Het is goed te merken dat Van Loon enorm veel research heeft gedaan, en wat een werk moet dat zijn geweest. In haar boek beschrijft ze gedetailleerd het reilen en zeilen in het dagelijkse leven, van de kleding die gedragen werd, tot de inrichting van huizen, van huishoudelijke beslommeringen tot beschrijvingen van sociale omstandigheden. Maar daar wringt voor mij het boek ook meteen een beetje. Van Loon heeft er namelijk voor gekozen om veel oorspronkelijke woorden te gebruiken en die cursief te plaatsen, en de betekenis daarvan in een verklarende woordenlijst te plaatsen. Maar waarom zou je kiezen voor het woord hoge zije, terwijl je ook hoge zwarte hoed kunt schrijven?
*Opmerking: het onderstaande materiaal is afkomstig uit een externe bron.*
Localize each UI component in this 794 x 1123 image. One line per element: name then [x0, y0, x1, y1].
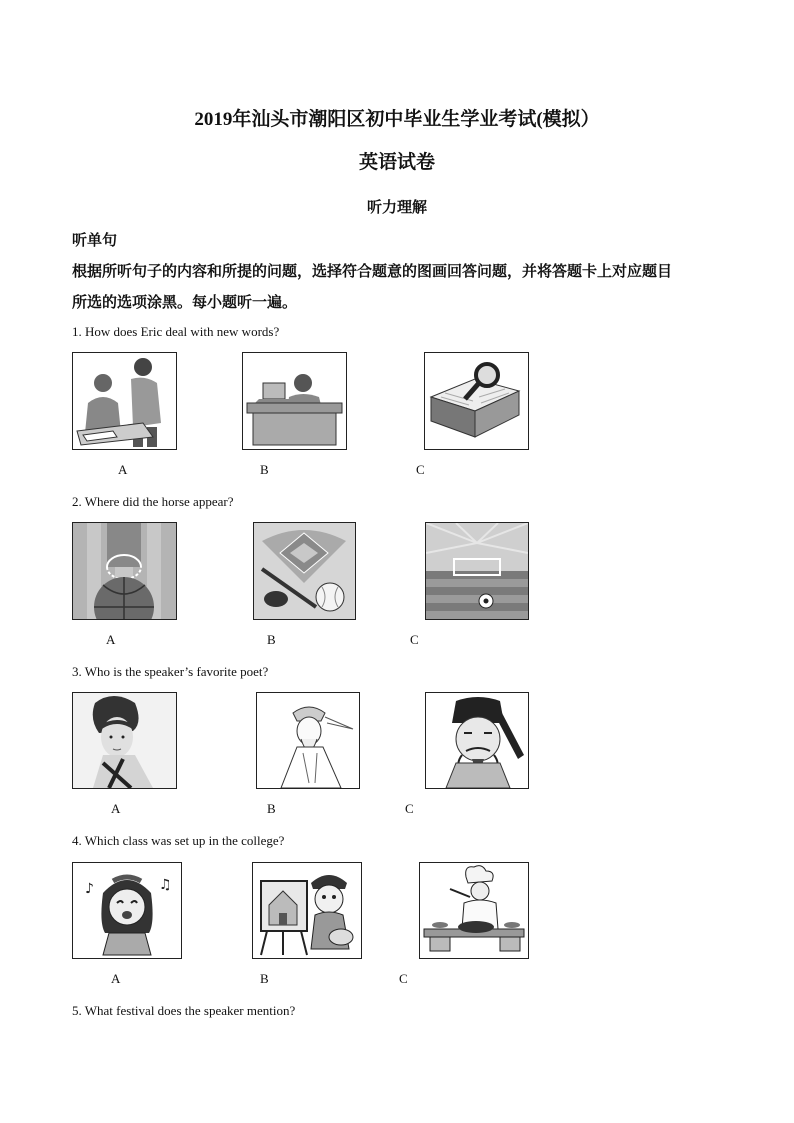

En waarom janmaat als dat een ander woord is voor matroos, grutter als dat kruidenier betekent, een woord dat kinderen van nu toch ook al niet veel meer zegt, bultzak (stromatras), puts (emmer), om maar wat voorbeelden te noemen? Hoewel ik begrijp waarom de auteur hiervoor heeft gekozen, want het geeft een ouderwetse sfeer weer, en hoewel kinderen het misschien juist fijn vinden, vond ik de overdaad aan cursief geschreven woorden een beetje afleiden en remden ze mij in het lezen.
Dit gezegd hebbende, is Anna’s grote reis wel een mooi en goed in elkaar gezet verhaal, dat kinderen die van historische boeken houden zeker zal aanspreken. Van Loon geeft een levendig en sfeervol beeld van het leven in die tijd, zowel in Amsterdam als op het schip, en later in Nederlands-Indië. Ook heeft Van Loon de nodige ontroering en spanning ingebracht, waardoor het een fijn leesboek is voor kinderen vanaf een jaar of elf.
Net als Van Loons vorige historische jeugdroman Mijn Zusje, zou ik ook dit boek willen aanraden om in te zetten op school. Een mooi verhaal over een kind in die tijd, zeker een kind dat echt heeft bestaan, spreekt toch meer tot de verbeelding dan droge verhaaltjes uit een geschiedenisboek.